Houston - Homegrown Tools

Houston, MN

Updated: 2022

The Houston public school system capitalizes on an opportunity to partner with a private sector entity to develop an online learning curriculum.

Population2020 984
Median Household Income2020$43,958
Poverty Rate 202019.8%
Proximity to Urban Center 138 miles to St. Paul, Minn.
Proximity to Interstate Highway 16 miles
Case Study Time Frame 2002-2006
Data Source: US Census, American Community Survey
View Complete Case StudyUpdated: Houston, 2022

In Houston, the county seat of Houston County, almost every household – even in the most remote rural parts of the county – has a computer with a high-speed Internet connection. “I live at the end of a 1.5-mile long driveway in rural Minnesota, and I have a high-speed Internet connection to communicate with folks in town,” said Kevin Kelleher, a former Houston County commissioner. Widespread use of broadband technology in Houston came about somewhat indirectly, through an effort to address declining enrollment in local public schools. By 2004 Houston had launched one of the largest online learning curricula in the state and, in the process, had brought computers and the Internet to homes throughout the community. The result of Houston’s strategy is a fully wired community and a technologically proficient workforce, which are prominent assets for this small town’s economic development prospects.

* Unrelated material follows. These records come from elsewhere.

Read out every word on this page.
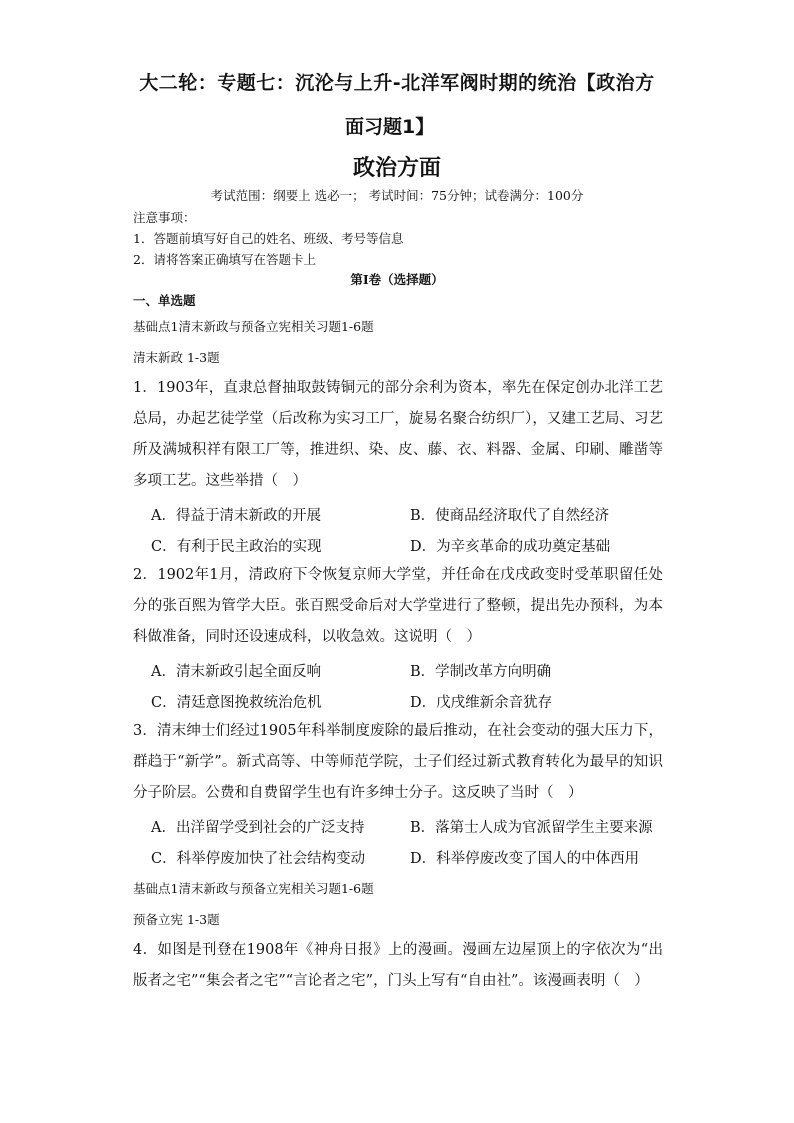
大二轮：专题七：沉沦与上升-北洋军阀时期的统治【政治方
面习题1】
政治方面
考试范围：纲要上 选必一； 考试时间：75分钟；试卷满分：100分
注意事项：
1．答题前填写好自己的姓名、班级、考号等信息
2．请将答案正确填写在答题卡上
第I卷（选择题）
一、单选题
基础点1清末新政与预备立宪相关习题1-6题
清末新政 1-3题
1．1903年，直隶总督抽取鼓铸铜元的部分余利为资本，率先在保定创办北洋工艺总局，办起艺徒学堂（后改称为实习工厂，旋易名聚合纺织厂），又建工艺局、习艺所及满城积祥有限工厂等，推进织、染、皮、藤、衣、料器、金属、印刷、雕凿等多项工艺。这些举措（　）
A．得益于清末新政的开展	B．使商品经济取代了自然经济
C．有利于民主政治的实现	D．为辛亥革命的成功奠定基础
2．1902年1月，清政府下令恢复京师大学堂，并任命在戊戌政变时受革职留任处分的张百熙为管学大臣。张百熙受命后对大学堂进行了整顿，提出先办预科，为本科做准备，同时还设速成科，以收急效。这说明（　）
A．清末新政引起全面反响	B．学制改革方向明确
C．清廷意图挽救统治危机	D．戊戌维新余音犹存
3．清末绅士们经过1905年科举制度废除的最后推动，在社会变动的强大压力下，群趋于“新学”。新式高等、中等师范学院，士子们经过新式教育转化为最早的知识分子阶层。公费和自费留学生也有许多绅士分子。这反映了当时（　）
A．出洋留学受到社会的广泛支持	B．落第士人成为官派留学生主要来源
C．科举停废加快了社会结构变动	D．科举停废改变了国人的中体西用
基础点1清末新政与预备立宪相关习题1-6题
预备立宪 1-3题
4．如图是刊登在1908年《神舟日报》上的漫画。漫画左边屋顶上的字依次为“出版者之宅”“集会者之宅”“言论者之宅”，门头上写有“自由社”。该漫画表明（　）
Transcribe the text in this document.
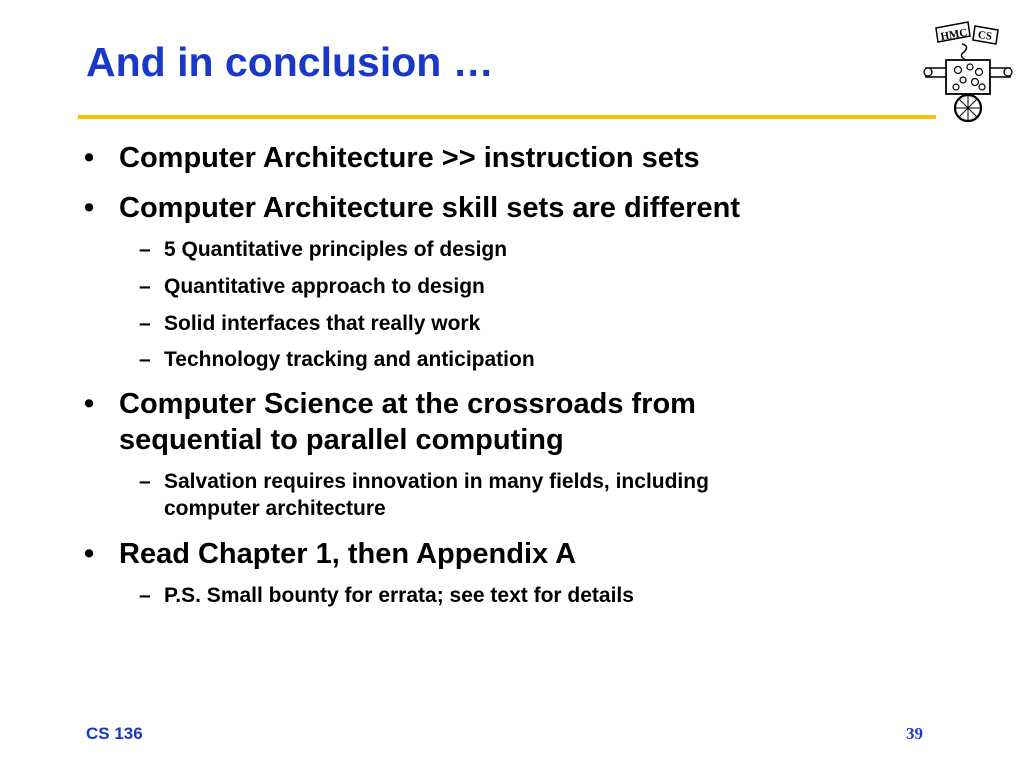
And in conclusion …
HMC CS
• Computer Architecture >> instruction sets
• Computer Architecture skill sets are different
– 5 Quantitative principles of design
– Quantitative approach to design
– Solid interfaces that really work
– Technology tracking and anticipation
• Computer Science at the crossroads from
sequential to parallel computing
– Salvation requires innovation in many fields, including
computer architecture
• Read Chapter 1, then Appendix A
– P.S. Small bounty for errata; see text for details
CS 136	39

What are the lessons learned from this story?


Look for creative ways to glean public goods from public-private partnerships. The opportunity for Houston to become a wired community came indirectly – from the needs of public school students and the initiative and innovation of the district’s superintendent. The initiative to link rural residents to the school system also motivated other partners (the Mayo Clinic and the local telephone cooperative) to bring their resources to benefit the public good. Civic leaders should look for creative opportunities to leverage private market investments for public benefit.


Visionary leadership is critical to a town’s success. Houston’s Superintendent Kim Ross is a visionary local leader. “The question we were asking as a school is how can we move into the future and be relevant in education?” Ross said. Looking forward and seeing the potential growth in online learning, Houston was willing to risk charting a new course in education. As a result the city school district has enhanced the quality of the education it offers and increased the funds the town can spend on its students. Town leaders should not hesitate to explore technological advances and determine ways their towns could use technological progress for the public’s benefit.